The skills you teach your children at home translate into the real world. Consider these three social lessons to set your kids up for success when you dine out as a family.

1.  Practice meal-time manners at home. You may be busy and overwhelmed much of the time, but the effort you spend in teaching your child dinner manners leads to a lifetime of happy meals.  Show your children how to sit politely in their dinner space. Teach them how to place their napkin in their laps, keep their elbows off the table and eat with their mouths closed. Have you ever eaten with your child at school, you can tell who is being taught meal-time manners at home and who is being allowed to run wild. 
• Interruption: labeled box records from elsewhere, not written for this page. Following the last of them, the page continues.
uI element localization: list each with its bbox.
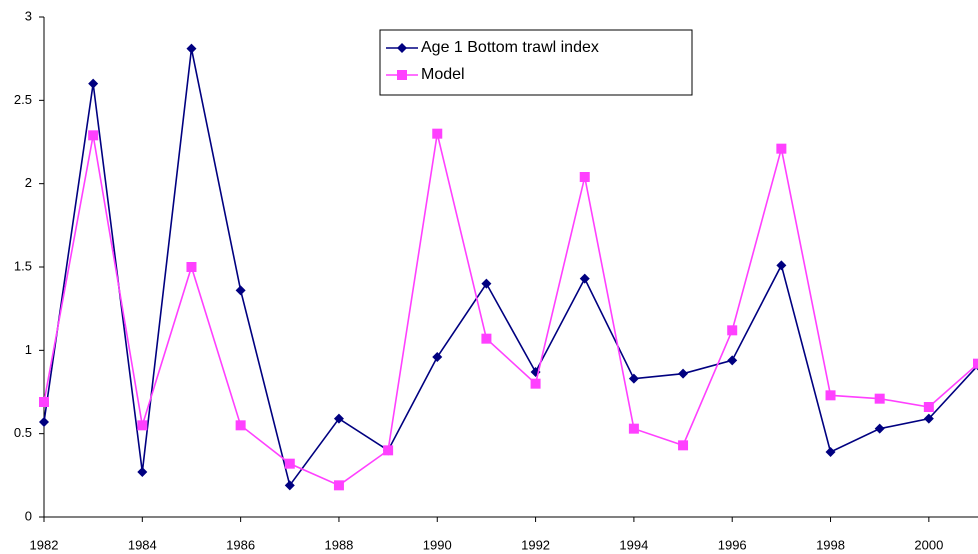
legend-label: Age 1 Bottom trawl index (421, 39, 599, 56)
x-tick-label: 1996 (718, 537, 747, 552)
x-tick-label: 1994 (619, 537, 648, 552)
marker (973, 358, 978, 369)
marker (874, 423, 885, 434)
marker (333, 413, 344, 424)
marker (579, 172, 590, 182)
y-tick-label: 2 (25, 175, 32, 190)
marker (235, 285, 246, 296)
marker (923, 413, 934, 424)
marker (235, 420, 246, 431)
marker (137, 420, 148, 431)
y-tick-label: 1 (25, 342, 32, 357)
marker (923, 402, 934, 412)
x-tick-label: 1984 (128, 537, 157, 552)
y-tick-label: 3 (25, 8, 32, 23)
marker (432, 128, 443, 139)
marker (727, 325, 738, 336)
marker (39, 397, 49, 407)
marker (825, 447, 836, 457)
marker (628, 423, 639, 434)
marker (39, 417, 49, 427)
marker (579, 273, 590, 284)
legend-label: Model (421, 66, 465, 83)
marker (481, 278, 492, 289)
y-tick-label: 2.5 (14, 92, 32, 107)
series-line (43, 48, 978, 488)
marker (481, 333, 492, 344)
marker (776, 260, 787, 271)
marker (333, 480, 344, 491)
x-tick-label: 1990 (423, 537, 452, 552)
marker (530, 378, 541, 389)
marker (186, 262, 197, 272)
y-tick-label: 1.5 (14, 258, 32, 273)
marker (432, 352, 443, 362)
marker (284, 458, 295, 469)
marker (825, 390, 836, 401)
x-tick-label: 1982 (30, 537, 59, 552)
x-tick-label: 1992 (521, 537, 550, 552)
x-tick-label: 1998 (816, 537, 845, 552)
legend-box (379, 29, 693, 96)
marker (186, 43, 197, 54)
marker (874, 393, 885, 404)
marker (678, 440, 689, 451)
marker (284, 480, 295, 491)
legend-marker (397, 43, 407, 53)
marker (88, 78, 99, 89)
series-line (43, 133, 978, 487)
x-tick-label: 1988 (324, 537, 353, 552)
legend-marker (397, 70, 407, 80)
y-tick-label: 0 (25, 508, 32, 523)
marker (628, 373, 639, 384)
marker (383, 445, 394, 456)
legend: Age 1 Bottom trawl index Model (379, 29, 693, 96)
marker (776, 143, 787, 154)
y-tick-label: 0.5 (14, 425, 32, 440)
x-tick-label: 1986 (226, 537, 255, 552)
marker (88, 130, 99, 141)
marker (678, 368, 689, 379)
marker (137, 467, 148, 477)
x-tick-label: 2000 (914, 537, 943, 552)
marker (727, 355, 738, 366)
2. Dinner manners are more than body placement. They are about social conversation as well.  Show your children how to enter into and end a social conversation. Teach them how to stay on topic and respond to people’s questions. Show your child how and when to listen to others as they speak. Children who are good conversationalists are well-liked by adults and that matters. When your daughter goes to girl scouts and knows how to say to the troop leader, “Hi Mrs. Davis, how are you today,” that goes a long way. In a world where there are 35 kids to a school classroom those kids who have learned listening and sharing skills at home will fare much better than other kids.

3. Teach order.  Simple huh? Show your children that there is an orderly way to leave and enter a home, get in and out of a car and be seated in a restaurant. If you are the family who swoops in like dogs to a meal, you will disturb the meal experience for other diners. So show your kids ahead of time how to enter a social space with grace and aplomb.